There is a famous American game show, The Price is Right, during which contestants attempt to guess the correct price of a certain item. The winning contestant guesses closest to the true price. A somewhat similar game is occurring with the stock market’s financial companies. However, rather than observing a familiar item and guessing the price based on a few simple known variables, many complicated and obscured variables affect the true value of financial companies.
Let’s attempt to play a simulated version of this game with the headlining stock Lehman Brothers Holdings Inc. (LEH). A little over a year ago, LEH was trading near $80 a share. The company was coming off a multiyear bull run and was profiting from investments related to the strong real estate market, the roaring global boom, and tons of private equity deals and IPOs. The market looked at LEH’s financials and imagined every investment providing superior returns, the global boom spiking without fail, and the deal flow continuing ad infinitum. Although none of those projections were connected to reality, they were included in the stock price nonetheless.
So, in our simulation we are now staring at a share of LEH trading at $80 in 2007. We are bright-eyed and having idealistic fantasies like parents do while staring at their newborn babe. LEH is our little darling. LEH can do no wrong. LEH is genius! We are guessing that the price of LEH is “right” at $80 - for sure.
While we are staring at our simulated computer screen enjoying the beautiful ascension of our darling, simulated LEH employees are making trades, signing contracts and checks for more projects, and marketing their services to prospective clients. As all the aforementioned booms started losing momentum, the quality of the then-current deals began to erode. Long trades in real estate-related securities started to sour. Deal flow came to a screeching halt. But all the while, LEH bulls kept demanding shares because they were living in a deluded intellectual world where LEH was invincible.

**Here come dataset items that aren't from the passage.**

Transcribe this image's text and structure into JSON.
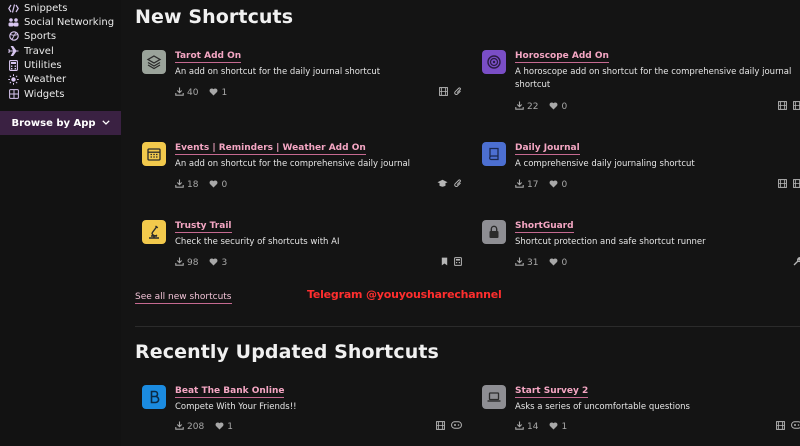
{
  "sidebar": {
    "items": [
      {
        "label": "Snippets",
        "icon": "code-icon"
      },
      {
        "label": "Social Networking",
        "icon": "people-icon"
      },
      {
        "label": "Sports",
        "icon": "ball-icon"
      },
      {
        "label": "Travel",
        "icon": "plane-icon"
      },
      {
        "label": "Utilities",
        "icon": "calculator-icon"
      },
      {
        "label": "Weather",
        "icon": "sun-icon"
      },
      {
        "label": "Widgets",
        "icon": "grid-icon"
      }
    ],
    "browse_label": "Browse by App"
  },
  "new_shortcuts": {
    "title": "New Shortcuts",
    "see_all": "See all new shortcuts",
    "cards": [
      {
        "name": "Tarot Add On",
        "desc": "An add on shortcut for the daily journal shortcut",
        "downloads": "40",
        "likes": "1",
        "icon": "layers-icon",
        "color": "#9aa39a"
      },
      {
        "name": "Horoscope Add On",
        "desc": "A horoscope add on shortcut for the comprehensive daily journal shortcut",
        "downloads": "22",
        "likes": "0",
        "icon": "target-icon",
        "color": "#7a4ec6"
      },
      {
        "name": "Events | Reminders | Weather Add On",
        "desc": "An add on shortcut for the comprehensive daily journal",
        "downloads": "18",
        "likes": "0",
        "icon": "calendar-icon",
        "color": "#f2c94c"
      },
      {
        "name": "Daily Journal",
        "desc": "A comprehensive daily journaling shortcut",
        "downloads": "17",
        "likes": "0",
        "icon": "book-icon",
        "color": "#4c6fd1"
      },
      {
        "name": "Trusty Trail",
        "desc": "Check the security of shortcuts with AI",
        "downloads": "98",
        "likes": "3",
        "icon": "microscope-icon",
        "color": "#f2c94c"
      },
      {
        "name": "ShortGuard",
        "desc": "Shortcut protection and safe shortcut runner",
        "downloads": "31",
        "likes": "0",
        "icon": "lock-icon",
        "color": "#8e8e93"
      }
    ]
  },
  "recent": {
    "title": "Recently Updated Shortcuts",
    "cards": [
      {
        "name": "Beat The Bank Online",
        "desc": "Compete With Your Friends!!",
        "downloads": "208",
        "likes": "1",
        "icon": "b-icon",
        "color": "#1b8be0"
      },
      {
        "name": "Start Survey 2",
        "desc": "Asks a series of uncomfortable questions",
        "downloads": "14",
        "likes": "1",
        "icon": "laptop-icon",
        "color": "#8e8e93"
      }
    ]
  },
  "watermark": "Telegram @youyousharechannel",
  "colors": {
    "accent": "#f4a6c3",
    "sidebar_active": "#3a2142",
    "background": "#141414"
  }
}
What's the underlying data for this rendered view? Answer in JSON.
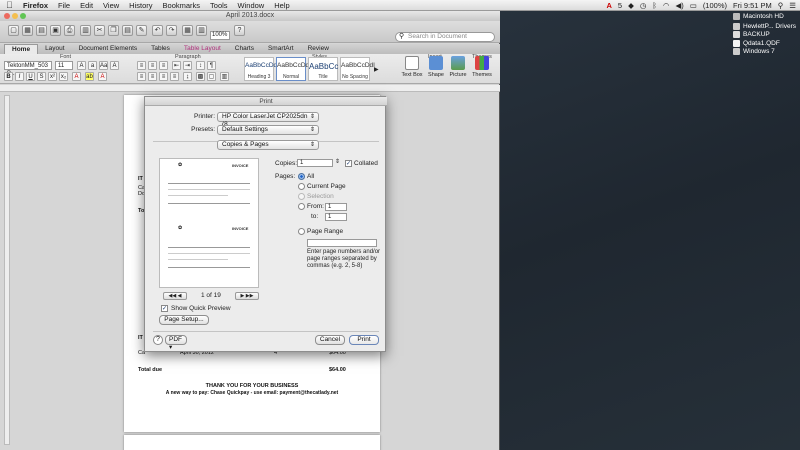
{
  "menubar": {
    "app": "Firefox",
    "items": [
      "File",
      "Edit",
      "View",
      "History",
      "Bookmarks",
      "Tools",
      "Window",
      "Help"
    ],
    "status_badge": "5",
    "battery": "(100%)",
    "clock": "Fri 9:51 PM"
  },
  "desktop": {
    "icons": [
      "Macintosh HD",
      "HewlettP... Drivers",
      "BACKUP",
      "Qdata1.QDF",
      "Windows 7"
    ]
  },
  "word": {
    "title": "April 2013.docx",
    "zoom": "100%",
    "search_placeholder": "Search in Document",
    "tabs": [
      "Home",
      "Layout",
      "Document Elements",
      "Tables",
      "Table Layout",
      "Charts",
      "SmartArt",
      "Review"
    ],
    "groups": {
      "font": "Font",
      "paragraph": "Paragraph",
      "styles": "Styles",
      "insert": "Insert",
      "themes": "Themes"
    },
    "font_name": "TektonMM_503 B...",
    "font_size": "11",
    "styles": [
      {
        "preview": "AaBbCcDdI",
        "name": "Heading 3"
      },
      {
        "preview": "AaBbCcDdI",
        "name": "Normal"
      },
      {
        "preview": "AaBbCc",
        "name": "Title"
      },
      {
        "preview": "AaBbCcDdI",
        "name": "No Spacing"
      }
    ],
    "insert_items": [
      "Text Box",
      "Shape",
      "Picture",
      "Themes"
    ],
    "doc": {
      "it_label": "IT",
      "row_label": "Ca",
      "row_label2": "Do",
      "tot_label": "Tot",
      "it2_label": "IT",
      "row_bottom": "Ca",
      "row_bottom_date": "April 30, 2012",
      "row_bottom_qty": "4",
      "row_bottom_amt": "$64.00",
      "total_due_label": "Total due",
      "total_due_value": "$64.00",
      "thanks": "THANK YOU FOR YOUR BUSINESS",
      "pay_line": "A new way to pay:  Chase Quickpay - use email:  payment@thecatlady.net"
    }
  },
  "print_dialog": {
    "title": "Print",
    "printer_label": "Printer:",
    "printer_value": "HP Color LaserJet CP2025dn (8...",
    "presets_label": "Presets:",
    "presets_value": "Default Settings",
    "section_value": "Copies & Pages",
    "copies_label": "Copies:",
    "copies_value": "1",
    "collated_label": "Collated",
    "pages_label": "Pages:",
    "page_options": [
      "All",
      "Current Page",
      "Selection",
      "From:",
      "Page Range"
    ],
    "from_value": "1",
    "to_label": "to:",
    "to_value": "1",
    "range_help": "Enter page numbers and/or page ranges separated by commas (e.g. 2, 5-8)",
    "page_indicator": "1 of 19",
    "nav_first": "◀◀",
    "nav_prev": "◀",
    "nav_next": "▶",
    "nav_last": "▶▶",
    "show_quick_preview": "Show Quick Preview",
    "page_setup": "Page Setup...",
    "help": "?",
    "pdf": "PDF",
    "cancel": "Cancel",
    "print": "Print",
    "preview_heading": "INVOICE"
  }
}
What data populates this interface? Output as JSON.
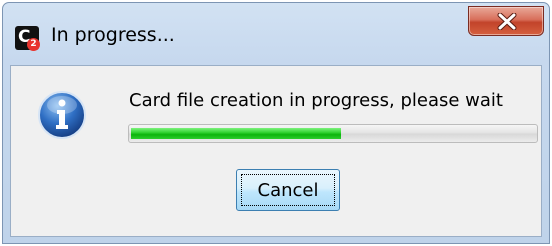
{
  "window": {
    "title": "In progress...",
    "app_icon": "c2-app-icon",
    "close_icon": "close-icon"
  },
  "dialog": {
    "icon": "info-icon",
    "message": "Card file creation in progress, please wait",
    "progress_fraction": 0.52,
    "progress_color": "#0cb40c",
    "cancel_label": "Cancel"
  },
  "colors": {
    "close_button": "#c2432a",
    "info_icon": "#2a5fa8"
  }
}
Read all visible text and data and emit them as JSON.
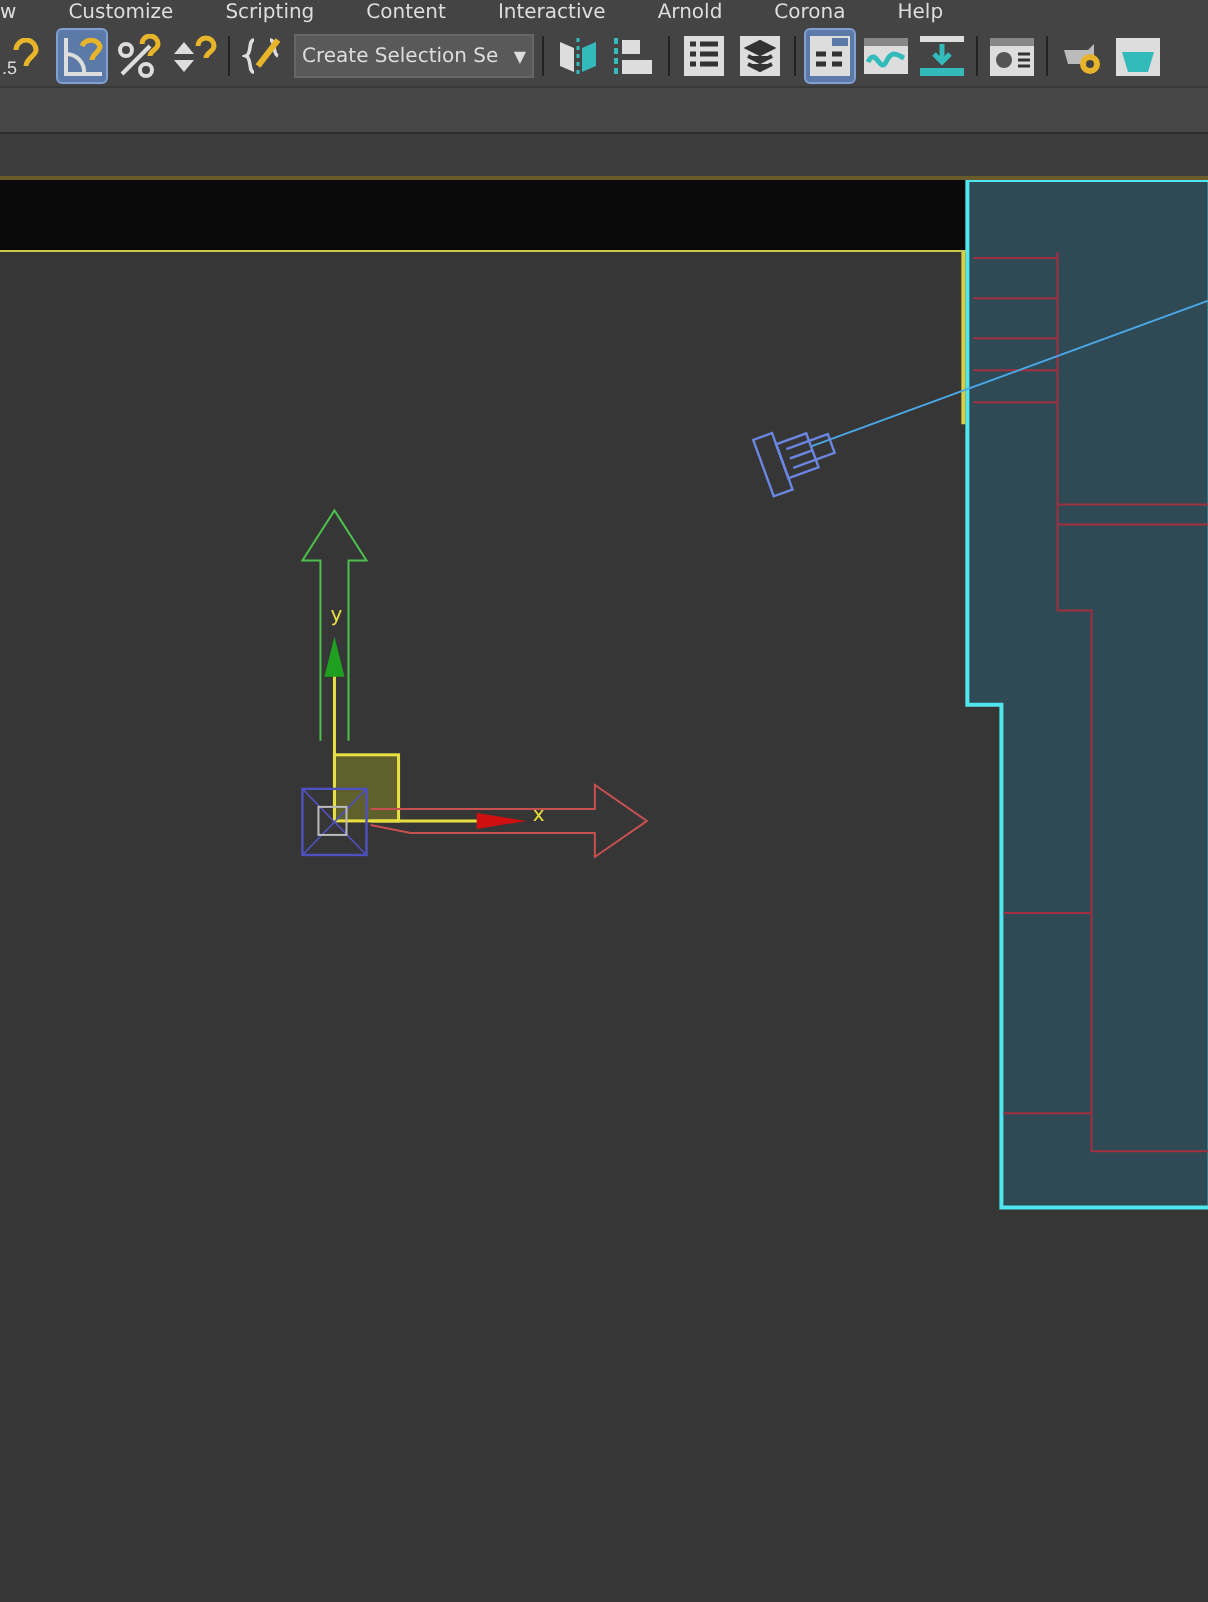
{
  "menu_bar": {
    "items": [
      "w",
      "Customize",
      "Scripting",
      "Content",
      "Interactive",
      "Arnold",
      "Corona",
      "Help"
    ]
  },
  "toolbar": {
    "items": [
      {
        "kind": "snap",
        "label": ".5",
        "active": false
      },
      {
        "kind": "angle-snap",
        "active": true
      },
      {
        "kind": "percent-snap",
        "active": false
      },
      {
        "kind": "spinner-snap",
        "active": false
      },
      {
        "kind": "separator"
      },
      {
        "kind": "edit-selection",
        "active": false
      },
      {
        "kind": "dropdown",
        "value": "Create Selection Se",
        "arrow": "▼"
      },
      {
        "kind": "separator"
      },
      {
        "kind": "mirror",
        "active": false
      },
      {
        "kind": "align",
        "active": false
      },
      {
        "kind": "separator"
      },
      {
        "kind": "list",
        "active": false
      },
      {
        "kind": "layers",
        "active": false
      },
      {
        "kind": "separator"
      },
      {
        "kind": "ribbon",
        "active": true
      },
      {
        "kind": "curve",
        "active": false
      },
      {
        "kind": "download",
        "active": false
      },
      {
        "kind": "separator"
      },
      {
        "kind": "material",
        "active": false
      },
      {
        "kind": "separator"
      },
      {
        "kind": "teapot",
        "active": false
      },
      {
        "kind": "frame",
        "active": false
      }
    ]
  },
  "viewport": {
    "axis_labels": [
      "y",
      "x"
    ]
  }
}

Last summer a handful of people snapped out of their daydream. So, LEH shares started to slide. Despite the mounting evidence that the boom had peaked, LEH management and their well-paid PR machine told the public, “Although you can’t see behind our veil, trust us that things are just fine.” And since most analysts, fund managers, and individual investors are too far removed from the company’s reality, they drank the Kool-Aid and guessed that the price for LEH was “cheap.”
This is the point when most people are simply investing based on the inertia of the market (e.g., “buy the dips”). Although any reasonably discerning person could find plenty of data to support that major problems were manifesting in the economy (if you are lazy read Barry Ritholtz’s brilliant blog The Big Picture), the inertia bots piled back into shares and kept them stable until February of this year. At that point, reality was harder to conceal and the protectors of the veil (e.g., CEO, PR team, Federal Reserve, National Association of Realtors, etc.) were forced to concede a host of problems. Thus, the next wave of sellers dumped their LEH shares.
Despite the concessions and selling, the protectors of the veil followed all their negative revelations with positive rhetoric and spin. They are, after all, trying to prevent us from accurately repricing the market all at once - because that’s what we call a “crash.” So, once again plenty of inertia bots started buying shares. As a result, we had a little rally from the middle of March until the middle of May. At that point, more of reality was revealed, and the next wave of selling began.
At this point, we are in the present moment: Monday, July 14, 2008. LEH has taken a hard beating down to $12.40. The mainstream media is finally reporting that LEH owns ghost towns and has an enormous amount of possibly valueless illiquid assets on their books. However, despite all the negative data about LEH’s reality, there are still people who continue to buy. And, despite those who continue to buy, the reality behind LEH’s veil has still not been fully disclosed - not to mention the economy is getting worse.
This same issue is true for the market as a whole. Although companies have revealed some things about the cancers growing on balance sheets, they haven’t revealed everything. And we definitely don’t know how much worse that cancer will be as the economy continues to slow. But, like contestants who know results of a reality show that was filmed but not yet aired, those who can see behind the veil are very well aware that share prices are not yet based on reality.
Legendary investor Benjamin Graham said, “In the short run the market is a voting machine, but in the long run it is a weighing machine.” So, we will continue this classic Bear Market game where insiders are forced to give us nuggets of reality and prices reduce another leg based on weight. Then protectors of the veil will find a statistic or two and claim things are bottoming, and we will have another bounce based on votes. Maybe LEH execs will even consider going public to end the slaughter? But until we know everything and get to stare at the naked skinny horror behind the veil, LEH and the market will continue to be inaccurately priced as a heftier load. Therefore, I recommend staying out of this volatile market unless you are an incredibly skilled trader. As the maxim goes, “When in doubt, stay out.”